Google’s John Mueller recently provided some advice on how to block robots.txt and sitemap files from being indexed in search results.
This advice was prompted by a tweet from Google’s Gary Illyes, who randomly pointed out that robots.txt can technically be indexed like any other URL. While it provides special directions for crawling, there’s nothing to stop it from being indexed.
Here’s the full tweet from Illyes:
In response to his fellow Googler, Mueller said the x-robots-tag HTTP header can be used to block indexing of robots.txt or sitemap files.
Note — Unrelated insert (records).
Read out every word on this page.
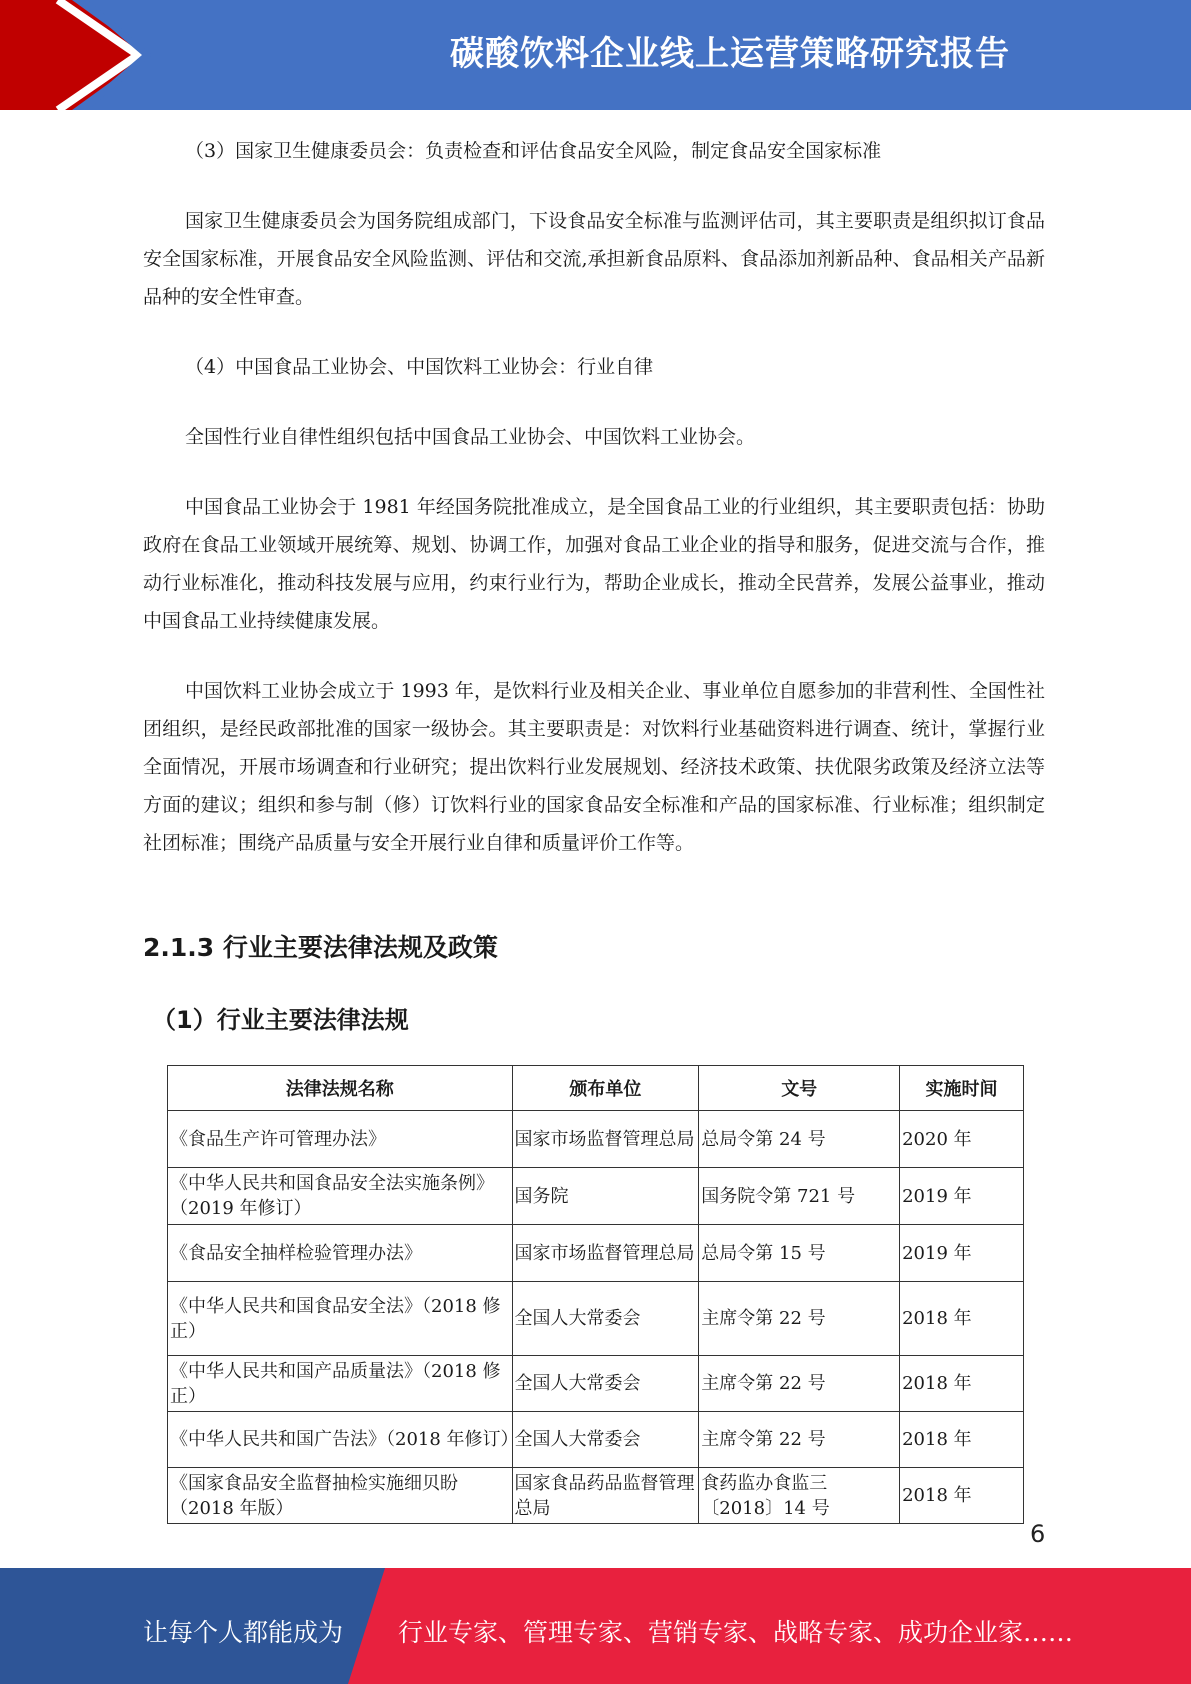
碳酸饮料企业线上运营策略研究报告

（3）国家卫生健康委员会：负责检查和评估食品安全风险，制定食品安全国家标准

国家卫生健康委员会为国务院组成部门，下设食品安全标准与监测评估司，其主要职责是组织拟订食品安全国家标准，开展食品安全风险监测、评估和交流,承担新食品原料、食品添加剂新品种、食品相关产品新品种的安全性审查。

（4）中国食品工业协会、中国饮料工业协会：行业自律

全国性行业自律性组织包括中国食品工业协会、中国饮料工业协会。

中国食品工业协会于 1981 年经国务院批准成立，是全国食品工业的行业组织，其主要职责包括：协助政府在食品工业领域开展统筹、规划、协调工作，加强对食品工业企业的指导和服务，促进交流与合作，推动行业标准化，推动科技发展与应用，约束行业行为，帮助企业成长，推动全民营养，发展公益事业，推动中国食品工业持续健康发展。

中国饮料工业协会成立于 1993 年，是饮料行业及相关企业、事业单位自愿参加的非营利性、全国性社团组织，是经民政部批准的国家一级协会。其主要职责是：对饮料行业基础资料进行调查、统计，掌握行业全面情况，开展市场调查和行业研究；提出饮料行业发展规划、经济技术政策、扶优限劣政策及经济立法等方面的建议；组织和参与制（修）订饮料行业的国家食品安全标准和产品的国家标准、行业标准；组织制定社团标准；围绕产品质量与安全开展行业自律和质量评价工作等。

2.1.3 行业主要法律法规及政策
（1）行业主要法律法规
法律法规名称	颁布单位	文号	实施时间
《食品生产许可管理办法》	国家市场监督管理总局	总局令第 24 号	2020 年
《中华人民共和国食品安全法实施条例》（2019 年修订）	国务院	国务院令第 721 号	2019 年
《食品安全抽样检验管理办法》	国家市场监督管理总局	总局令第 15 号	2019 年
《中华人民共和国食品安全法》（2018 修正）	全国人大常委会	主席令第 22 号	2018 年
《中华人民共和国产品质量法》（2018 修正）	全国人大常委会	主席令第 22 号	2018 年
《中华人民共和国广告法》（2018 年修订）	全国人大常委会	主席令第 22 号	2018 年
《国家食品安全监督抽检实施细贝盼（2018 年版）	国家食品药品监督管理总局	食药监办食监三〔2018〕14 号	2018 年
6
让每个人都能成为 行业专家、管理专家、营销专家、战略专家、成功企业家……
That wasn’t all he had to say on the matter, however, as this was arguably the key takeaway:
“Triggered by an internal question: robots.txt from indexing point of view is just a url whose content can be indexed. It can become canonical or it can be deduped, just like any other URL.
It only has special meaning for crawling, but there its index status doesn’t matter at all.”
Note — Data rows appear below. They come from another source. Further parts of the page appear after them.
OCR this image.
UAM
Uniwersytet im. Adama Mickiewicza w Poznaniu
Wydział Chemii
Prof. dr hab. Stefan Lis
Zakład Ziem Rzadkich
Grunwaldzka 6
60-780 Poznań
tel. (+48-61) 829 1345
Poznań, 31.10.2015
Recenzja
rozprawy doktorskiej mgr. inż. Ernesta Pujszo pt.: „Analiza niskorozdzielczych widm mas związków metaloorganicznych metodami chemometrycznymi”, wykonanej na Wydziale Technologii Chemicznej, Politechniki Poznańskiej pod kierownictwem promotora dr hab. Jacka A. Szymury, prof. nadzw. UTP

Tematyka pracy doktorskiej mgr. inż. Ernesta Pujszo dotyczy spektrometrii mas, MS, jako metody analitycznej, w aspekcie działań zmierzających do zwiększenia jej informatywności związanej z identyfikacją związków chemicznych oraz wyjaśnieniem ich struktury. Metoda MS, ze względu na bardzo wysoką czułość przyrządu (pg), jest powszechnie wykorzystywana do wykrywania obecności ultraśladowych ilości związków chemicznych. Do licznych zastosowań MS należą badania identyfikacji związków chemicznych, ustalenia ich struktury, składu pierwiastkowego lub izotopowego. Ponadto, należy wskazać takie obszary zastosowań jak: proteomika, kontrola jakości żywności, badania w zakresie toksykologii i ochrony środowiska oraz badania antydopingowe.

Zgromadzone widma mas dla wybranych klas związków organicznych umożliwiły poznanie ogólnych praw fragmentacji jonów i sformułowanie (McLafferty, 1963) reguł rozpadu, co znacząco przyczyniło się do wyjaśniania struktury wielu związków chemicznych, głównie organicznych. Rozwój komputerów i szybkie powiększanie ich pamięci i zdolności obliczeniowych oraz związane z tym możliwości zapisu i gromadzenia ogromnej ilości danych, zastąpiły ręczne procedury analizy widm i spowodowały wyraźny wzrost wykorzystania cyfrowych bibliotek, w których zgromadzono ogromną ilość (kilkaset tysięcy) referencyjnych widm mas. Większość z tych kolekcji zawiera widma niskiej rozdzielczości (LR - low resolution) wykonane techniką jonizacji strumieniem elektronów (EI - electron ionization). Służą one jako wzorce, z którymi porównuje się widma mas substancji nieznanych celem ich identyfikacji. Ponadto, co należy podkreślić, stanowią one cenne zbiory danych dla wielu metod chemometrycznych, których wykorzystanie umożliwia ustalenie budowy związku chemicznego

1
So if you’re running into the problem where your robots.txt file is ranking in search results, blocking it using the x-robots-tag HTTP header is a good short-term solution. But if that’s happening then there are likely much larger issues to take care of in the long-term, as Mueller suggests.
“Also, if your robots.txt or sitemap file is ranking for normal queries (not site, that’s usually a sign that your site is really bad off and should be improved instead.”